Monday, May 13, 2013

Comprehension strategies

To hear some teachers speak, reading in the content areas is a new thing, unheard of before CCSS came to be. While this is clearly not the case, the CCSS have ushered in an era where reading comprehension is emphasized in a way it may not have been in recent times. Charlotte Rose Sadler, author of Comprehension Strategies for Middle Grade Learners published in 2001, demonstrates this with her book compilation of 56 basic reading comprehension strategies that can be used in the content area classroom. While the title focuses on middle school, these strategies are applicable to both secondary and primary readers as well. The book highlights some tried and true strategies like SQ3R, QAR and anticipation guides. Cooperative learning activities  are identified as comprehension activities, but they can certainly be adapted to be more than reading comprehension activities.

The author identifies Teams-Games-Tournament (TGT) (p. 28) as a reading comprehension activity. In this process homogeneous teams are paired against each other. For example two high, four middle and two low. Two teams play against each other and winning teams collect points. Important information from the week is used as the topic. My concerns fall into what to do with the points. While competition is a great motivator for many kids, they want the points to mean something. Adding them on to a test or homework assignment is a research proven bad idea. You could award candy, pencils, stickers or permission to leave the room first to winners. Unfortunately when everyone sits and listens, many will tune out. An alternate arrangement of groups of students heterogeneously matched who must write the answer on a white board or key it into a automatic response device after collectively getting the response may work with the first team getting five points and other teams with the correct response getting 3 might work, but there remains the challenge of the strongest students taking over. Used after a week of study, however, this remains more of a review activity than a reading comprehension activity.

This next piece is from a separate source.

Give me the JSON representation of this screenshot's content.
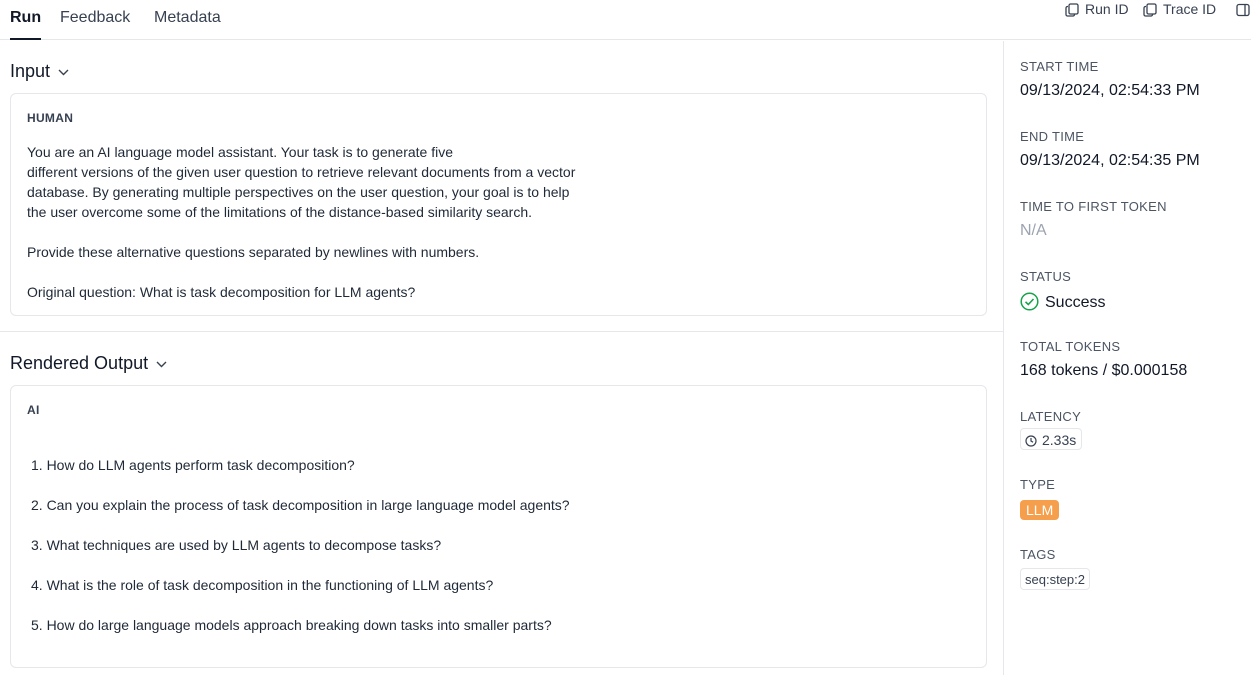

The book is easy to read, short and exclusively full of strategies. Each strategy is given a page or two in which a brief introduction, procedure, examples and evaluation ideas are highlighted. If you are a person who wants detailed examples, this book does not provide it. There are no handouts, worksheets or forms. For someone with a wealth of strategies in their bag, it may provide a twist on how to use a strategy for reading that you may not have identified or a reminder about something you have not used in a while.

I bought the book on clearance sale from IRA and think it was worth what I paid, but would not have wanted to pay the full price.